'Plebgate' libel trial: 'Powerful evidence'

Andrew Mitchell Image copyright Getty Images

The QC for former chief whip Andrew Mitchell in the so-called plebgate trial has said there was "powerful evidence" the MP did not use the term.

James Price made the point during the closing speeches of the case.

But the QC for the policeman involved - who is suing Mr Mitchell - said the MP gave a "warped" image of the affair.

Mr Mitchell is suing News Group Newspapers over claims he called PC Toby Rowland a "pleb" in 2012. There will be a judgement on Thursday.

Mr Price told Mr Justice Mitting that the 58-year-old MP gave a clear account of his altercation with PC Toby Rowland the day after the incident, which had not changed in the face of mounting claims from police officers.

Mr Price said that although the trial involved 26 witnesses, it came down to what was said during a 15-second exchange between two people, which was heard by only them.

Analysis by Danny Shaw, BBC home affairs correspondent

The key issue in this case is whether Andrew Mitchell did accuse police of being "plebs" - a word described by the judge as "politically toxic".

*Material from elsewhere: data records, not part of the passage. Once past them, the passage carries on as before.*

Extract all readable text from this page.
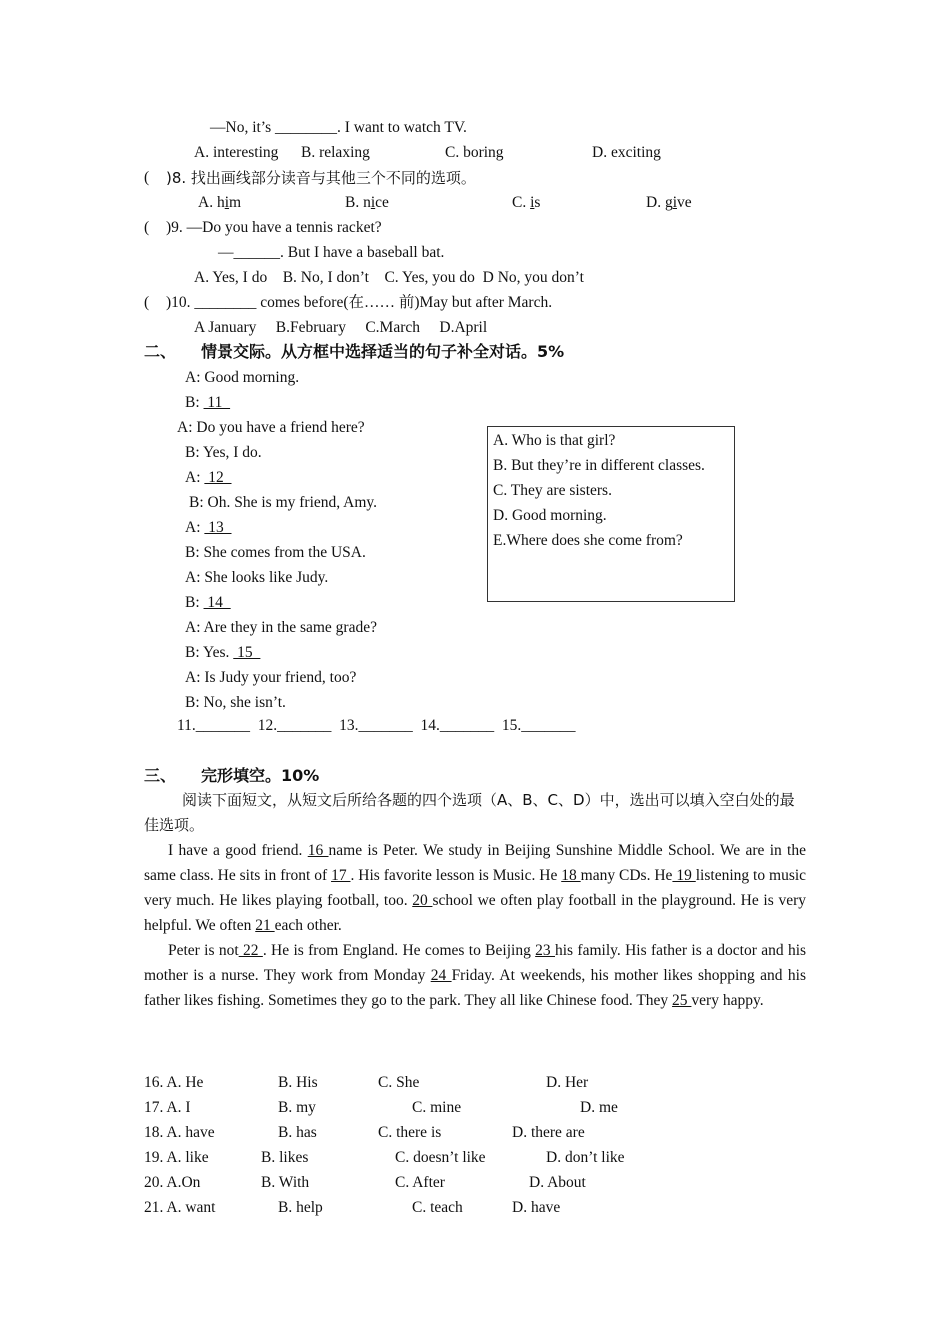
—No, it’s ________. I want to watch TV.
A. interesting B. relaxing	C. boring	D. exciting
( )8. 找出画线部分读音与其他三个不同的选项。
A. him	B. nice	C. is	D. give
( )9. —Do you have a tennis racket?
—______. But I have a baseball bat.
A. Yes, I do    B. No, I don’t    C. Yes, you do  D No, you don’t
( )10. ________ comes before(在…… 前)May but after March.
A January     B.February     C.March     D.April
二、 情景交际。从方框中选择适当的句子补全对话。5%
A: Good morning.
B:  11
A: Do you have a friend here?
B: Yes, I do.
A:  12
B: Oh. She is my friend, Amy.
A:  13
B: She comes from the USA.
A: She looks like Judy.
B:  14
A: Are they in the same grade?
B: Yes.  15
A: Is Judy your friend, too?
B: No, she isn’t.
11._______  12._______  13._______  14._______  15._______
A. Who is that girl?
B. But they’re in different classes.
C. They are sisters.
D. Good morning.
E.Where does she come from?
三、 完形填空。10%
阅读下面短文，从短文后所给各题的四个选项（A、B、C、D）中，选出可以填入空白处的最佳选项。
I have a good friend. 16 name is Peter. We study in Beijing Sunshine Middle School. We are in the same class. He sits in front of 17 . His favorite lesson is Music. He 18 many CDs. He 19 listening to music very much. He likes playing football, too. 20 school we often play football in the playground. He is very helpful. We often 21 each other.
Peter is not 22 . He is from England. He comes to Beijing 23 his family. His father is a doctor and his mother is a nurse. They work from Monday 24 Friday. At weekends, his mother likes shopping and his father likes fishing. Sometimes they go to the park. They all like Chinese food. They 25 very happy.
16. A. He	B. His	C. She	D. Her
17. A. I	B. my	C. mine	D. me
18. A. have	B. has	C. there is	D. there are
19. A. like	B. likes	C. doesn’t like	D. don’t like
20. A.On	B. With	C. After	D. About
21. A. want	B. help	C. teach	D. have
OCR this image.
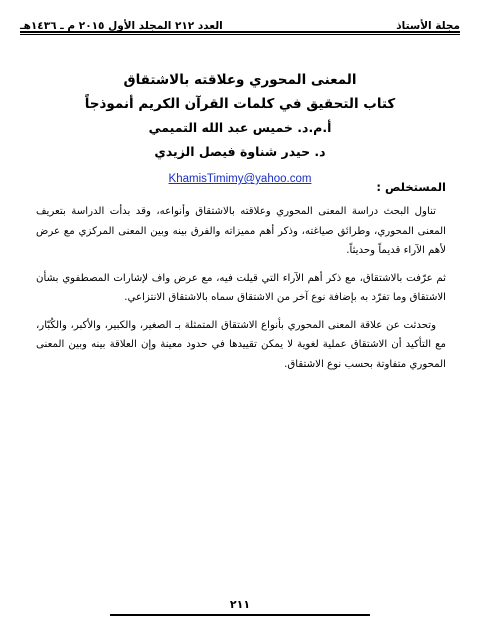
مجلة الأستاذ
العدد ٢١٢ المجلد الأول ٢٠١٥ م ـ ١٤٣٦هـ
المعنى المحوري وعلاقته بالاشتقاق
كتاب التحقيق في كلمات القرآن الكريم أنموذجاً
أ.م.د. خميس عبد الله التميمي
د. حيدر شناوة فيصل الزيدي
KhamisTimimy@yahoo.com
المستخلص :

تناول البحث دراسة المعنى المحوري وعلاقته بالاشتقاق وأنواعه، وقد بدأت الدراسة بتعريف المعنى المحوري، وطرائق صياغته، وذكر أهم مميزاته والفرق بينه وبين المعنى المركزي مع عرض لأهم الآراء قديماً وحديثاً.

ثم عرّفت بالاشتقاق، مع ذكر أهم الآراء التي قيلت فيه، مع عرض واف لإشارات المصطفوي بشأن الاشتقاق وما تفرّد به بإضافة نوع آخر من الاشتقاق سماه بالاشتقاق الانتزاعي.

وتحدثت عن علاقة المعنى المحوري بأنواع الاشتقاق المتمثلة بـ الصغير، والكبير، والأكبر، والكُبّار، مع التأكيد أن الاشتقاق عملية لغوية لا يمكن تقييدها في حدود معينة وإن العلاقة بينه وبين المعنى المحوري متفاوتة بحسب نوع الاشتقاق.

٢١١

James Price QC, representing Mr Mitchell, said there was "powerful evidence" that he hadn't used the term.

But Desmond Browne QC, who acts for the policeman involved in the dispute, said Mr Mitchell had presented a "warped" image of the affair, by alleging officers had conspired against him.

The case is finely balanced - but the stakes for Andrew Mitchell and the police couldn't be higher.

He claimed that Mr Mitchell's consistency about what happened on that day was "powerful evidence" in his favour, backed by many unchallenged statements that he was not a "superior snob".

It was not surprising that, from time to time, Mr Mitchell became frustrated by what appeared to be an inconsistent cycle policy in Downing Street, Mr Price said.

Representing PC Rowland, Desmond Browne QC accused the MP of trying "to create a storm to blind the world" to the way he behaved.

He added that the court was concerned with Mr Mitchell's ability to turn from Dr Jekyll into Mr Hyde.

Gavin Millar QC for News Group Newspapers said it was "highly unlikely" that PC Rowland or other officers would have invented the phrases.

"It seems much more likely that, if they had been intent on doing that, they would have invented more vehement swear words, more aggression, personal insults and possibly more threatening words", he said.

The hearing was adjourned until 2pm on Thursday when the judge will give his ruling.